Study Could Lead Way to Preventing Progressive Neurological Disorder
Irvine, Calif., April 8, 2002 -- A protein developed in the laboratory halts the progression of Huntington's disease in fruit flies, a study by UC Irvine and MIT has found.
The study is the first to identify a man-made protein that can stop the development of the disease, and it may help researchers find effective ways to use gene therapy to prevent--or halt--the disease. The study appears in the April issue of Nature Genetics.
Leslie Thompson, assistant professor of psychiatry in the College of Medicine, and Larry Marsh, professor of developmental biology in the School of Biological Sciences, along with Alex Kazantsev and David Housman at MIT, created a protein that binds tightly to another, mutated protein called Htt, which is produced by the genetic changes that cause Huntington's disease. Htt is known to lead to degeneration of nerve cells.
"This study shows us that synthetic proteins can effectively halt the development of this disease," Thompson said. "We believe that assuming gene therapy can be effective in this case, it may be useful to insert genes for this synthetic protein or others like it to help stave off Huntington's disease. It also proves that inhibiting protein interactions that lead to the formation of 'clumps' in neurons, a hallmark of Huntington's and other neurodegenerative diseases, may be an effective therapy."
Huntington's disease is a progressive disorder in which cells in the central nervous system degenerate. It affects about 30,000 people in the United States; another 150,000 are at risk for the disease. The disease is genetic, caused by a mutation or genetic change. This change results in altered structures of the mutant protein coded for by this gene, which results in nerve cell death. The mutation is dominant, so a child with one parent who carries the mutated gene has a 50-50 chance of getting the disease.
The researchers inserted into cells that had the HD genetic mutation a gene that was coded for an artificial protein. The inserted gene caused a reduction in the levels of the lethal Htt protein that leads to Huntington's disease and a reduction in "clump" formation prevalent in diseased nerve cells. Once produced, the proteins also halted the degeneration of nerve cells in the fruit flies' eyes. When the Htt suppressor gene was successfully inserted into flies expressing the mutant gene that causes Huntington's, it appeared to disrupt the molecular interactions that lead to the disease.
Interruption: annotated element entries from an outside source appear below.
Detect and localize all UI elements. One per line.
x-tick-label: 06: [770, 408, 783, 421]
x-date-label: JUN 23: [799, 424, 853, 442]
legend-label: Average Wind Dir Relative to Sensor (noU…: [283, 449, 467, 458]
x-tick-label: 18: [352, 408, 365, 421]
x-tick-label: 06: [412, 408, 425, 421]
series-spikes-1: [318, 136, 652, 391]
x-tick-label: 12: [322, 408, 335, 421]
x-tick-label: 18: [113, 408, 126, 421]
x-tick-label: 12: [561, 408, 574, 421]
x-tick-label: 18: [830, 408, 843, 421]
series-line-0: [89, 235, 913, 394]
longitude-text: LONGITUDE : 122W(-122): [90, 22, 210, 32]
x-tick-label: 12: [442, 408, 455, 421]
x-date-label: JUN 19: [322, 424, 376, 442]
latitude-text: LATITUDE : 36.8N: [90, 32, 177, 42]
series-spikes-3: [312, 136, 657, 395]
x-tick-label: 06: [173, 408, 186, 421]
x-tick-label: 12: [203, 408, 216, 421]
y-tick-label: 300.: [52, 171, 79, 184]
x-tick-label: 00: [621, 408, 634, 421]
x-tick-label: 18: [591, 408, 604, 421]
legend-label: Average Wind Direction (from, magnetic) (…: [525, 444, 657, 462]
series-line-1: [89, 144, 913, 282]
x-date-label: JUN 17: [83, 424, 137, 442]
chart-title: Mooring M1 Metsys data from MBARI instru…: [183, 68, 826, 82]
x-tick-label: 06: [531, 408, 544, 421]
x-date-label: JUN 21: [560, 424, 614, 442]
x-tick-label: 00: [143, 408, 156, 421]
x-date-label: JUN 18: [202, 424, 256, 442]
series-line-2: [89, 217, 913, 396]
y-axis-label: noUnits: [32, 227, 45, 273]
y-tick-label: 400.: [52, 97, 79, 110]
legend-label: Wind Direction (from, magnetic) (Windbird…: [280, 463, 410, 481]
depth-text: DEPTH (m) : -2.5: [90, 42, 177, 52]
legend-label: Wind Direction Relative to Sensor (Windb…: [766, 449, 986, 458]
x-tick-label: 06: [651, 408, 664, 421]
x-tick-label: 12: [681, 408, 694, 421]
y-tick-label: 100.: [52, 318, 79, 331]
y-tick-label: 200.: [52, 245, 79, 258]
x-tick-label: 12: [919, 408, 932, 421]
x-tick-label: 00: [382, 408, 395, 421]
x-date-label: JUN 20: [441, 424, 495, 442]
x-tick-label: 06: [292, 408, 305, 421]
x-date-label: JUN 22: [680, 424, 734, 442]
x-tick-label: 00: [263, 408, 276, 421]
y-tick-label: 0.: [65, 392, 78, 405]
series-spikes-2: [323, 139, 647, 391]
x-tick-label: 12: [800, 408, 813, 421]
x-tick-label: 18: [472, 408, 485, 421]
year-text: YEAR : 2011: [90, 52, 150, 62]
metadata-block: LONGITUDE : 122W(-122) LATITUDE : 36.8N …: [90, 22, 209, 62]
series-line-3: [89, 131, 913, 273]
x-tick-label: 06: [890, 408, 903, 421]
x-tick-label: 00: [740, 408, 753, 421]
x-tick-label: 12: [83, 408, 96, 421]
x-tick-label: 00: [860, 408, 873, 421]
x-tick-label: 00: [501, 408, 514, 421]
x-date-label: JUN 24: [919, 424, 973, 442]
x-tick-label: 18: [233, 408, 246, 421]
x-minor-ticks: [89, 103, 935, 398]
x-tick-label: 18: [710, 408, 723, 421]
"The suppressor protein appeared to bind to the mutant Htt protein. This binding reduced the ability of Htt to cause nerve damage and appeared to disrupt the accumulation of the mutant protein," Marsh said. "This way, less of the pathological form of the protein was present."
Gene therapy would be one means for this protein to successfully combat the disease, because Htt would have to be blocked in all the nerve cells affected by the disease. Scientists have encountered, however, a number of obstacles to gene therapy, including problems with finding suitable delivery of the beneficial genes into cells, and other changes in the cell's biology that occur after the gene has been inserted. However, gene therapy is an area of intense research.
"This study helps focus on finding synthetic drugs or other chemicals that can disrupt the accumulation of Htt and may be readily administered using more traditional medical techniques, instead of gene therapy," Marsh added. "We have some reason to hope that such chemicals may halt the disease's progress."
Thompson, Marsh and their colleagues have spent the last several years investigating the genetic basis for, and possible treatments of, Huntington's disease. In October 2001, the team announced that HDAC inhibitors, which are experimental drugs now in clinical trials for cancer chemotherapy, appeared to arrest nerve damage in flies that developed the disease.
The researchers' work was supported by the Hereditary Disease Foundation, the Human Frontiers Science Program, the Leukemia and Lymphoma Society, the Sierra Foundation and the National Institutes of Health.
Thompson and Marsh's colleagues in the study included Aleksey Kazantsev, James Bear, Frank Gertler, David Housman and Elizabeth Preisinger of MIT, and Joan Steffan, Natalia Slepko, Heli Walker and Ya-Zhen Zhu of UCI.